While the details of childhood and the makeup of each household are different, when unloved daughters tell their stories, patterns emerge. Culled from literally hundreds of stories that have been shared with me over years, here are some feelings all daughters of unloving mothers share.
1. That she is unlovable
Because maternal love is so essential to a daughter’s ability to thrive, even the love and care shown by others don’t assuage her belief that there’s something about her that stops her mother from loving her. Daughters report feeling this way as young as the age of three or four.
2.That she is isolated and alone
Virtually all daughters believe they are the only unloved girls on the planet when they are children and beyond. In adolescence, the need to fit in usually trumps her need to confide in someone. In adulthood, few people will understand her story because of the cultural myths about maternal love; she’ll hear people say, “You’re fine now” or “It couldn’t have been so bad,” which only underscores her aloneness. The size of the family doesn’t seem to matter; an only child has no point of comparison but a child with siblings who are treated differently by their mother is just as isolated. I’ve come to believe that the feeling of “being the only one” is as scarring and damaging as the lack of maternal love itself.
3. That it’s her fault
Some unloving mothers, through their criticism and hostility, will actually blame the child for their misbehavior (“You are impossible and difficult. It’s no wonder I can’t stand looking at you”). Children assume, given how little they understand of the dynamic, that they must be lacking somehow or deserving of their mother’s treatment. The blame is internalized, a terrible burden for the young self to carry and manage. It often takes a daughter years to recognize that she did nothing to warrant her mother’s treatment.
4. That she might be “crazy”
As the daughter gets older, her perception and understanding of the relationship become clearer.
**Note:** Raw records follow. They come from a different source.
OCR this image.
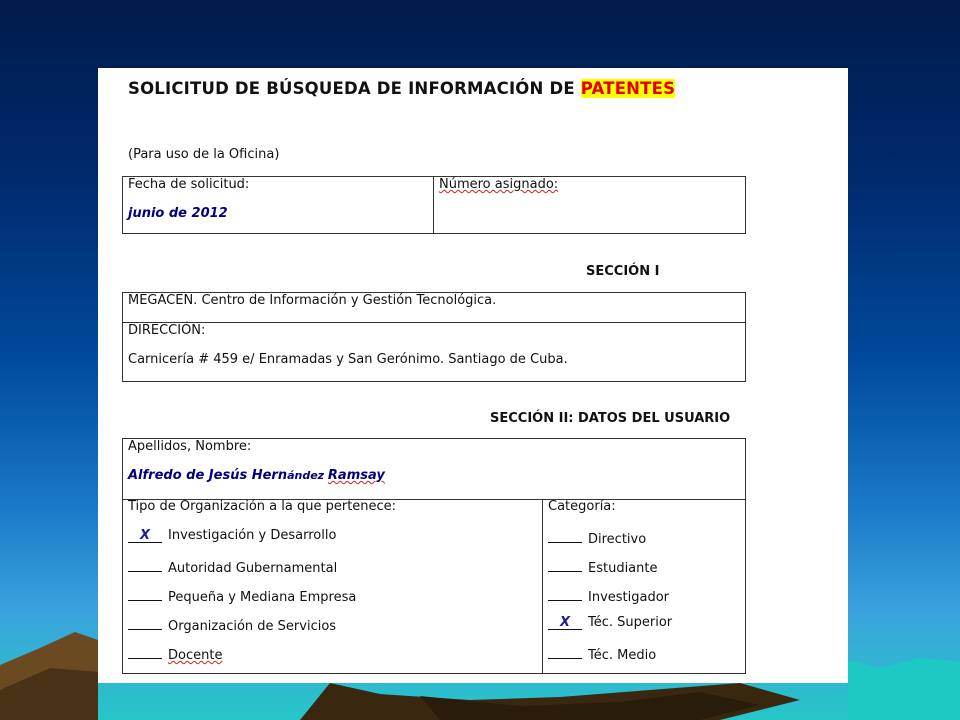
SOLICITUD DE BÚSQUEDA DE INFORMACIÓN DE PATENTES
(Para uso de la Oficina)
Fecha de solicitud:
junio de 2012
Número asignado:
SECCIÓN I
MEGACEN. Centro de Información y Gestión Tecnológica.
DIRECCIÓN:
Carnicería # 459 e/ Enramadas y San Gerónimo. Santiago de Cuba.
SECCIÓN II: DATOS DEL USUARIO
Apellidos, Nombre:
Alfredo de Jesús Hernández Ramsay
Tipo de Organización a la que pertenece:	Categoría:
X Investigación y Desarrollo
Autoridad Gubernamental
Pequeña y Mediana Empresa
Organización de Servicios
Docente
Directivo
Estudiante
Investigador
X Téc. Superior
Téc. Medio
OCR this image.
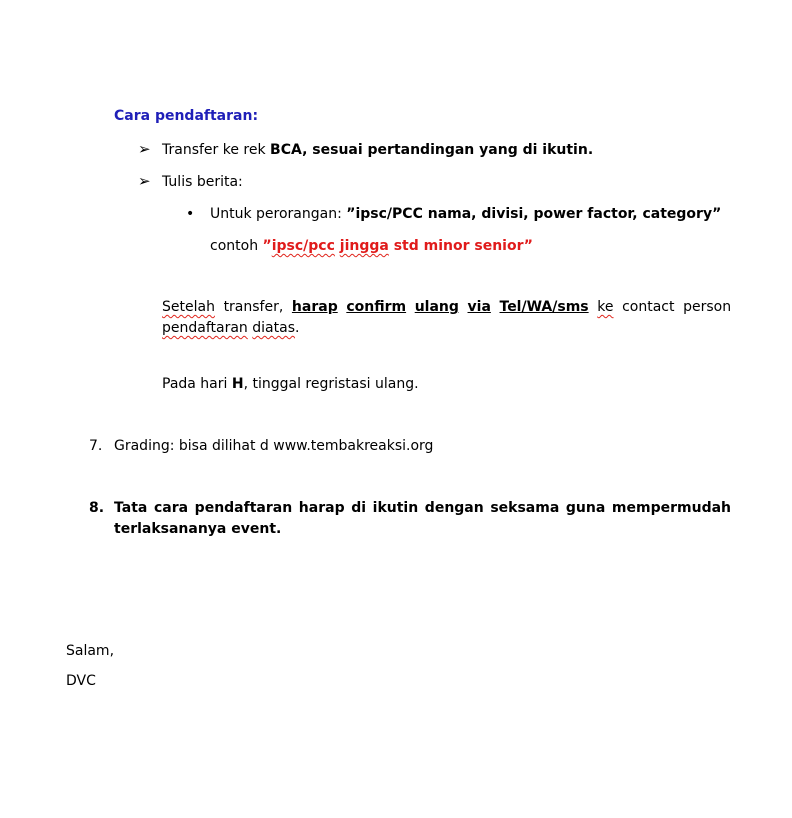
Cara pendaftaran:
➢ Transfer ke rek BCA, sesuai pertandingan yang di ikutin.
➢ Tulis berita:
• Untuk perorangan: ”ipsc/PCC nama, divisi, power factor, category”
contoh ”ipsc/pcc jingga std minor senior”
Setelah transfer, harap confirm ulang via Tel/WA/sms ke contact person
pendaftaran diatas.
Pada hari H, tinggal regristasi ulang.
7. Grading: bisa dilihat d www.tembakreaksi.org
8. Tata cara pendaftaran harap di ikutin dengan seksama guna mempermudah
terlaksananya event.
Salam,
DVC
But any effort to question her mother will be batted down, denied or ridiculed, and often, she will—as I did by the age of ten or eleven—come to the conclusion that one of them had to be right and the other wrong. Or even worse, “crazy.” I worried terribly about being crazy when I was young—if I were, then no one would ever love me—and it turns out that, in this too, I was not alone.
5. Deeply fearful and insecure
An unloving mother robs her daughter of a sense of belonging. Worse, if the mother is combative, dismissive, or hypercritical, her daughter’s vision of the world will be of a hostile place, where every misstep will be judged. Her neediness for connection coexists with the terrible fear that no one will ever like or love her.
All of these feelings are part of the emotional legacy of an unloving mother.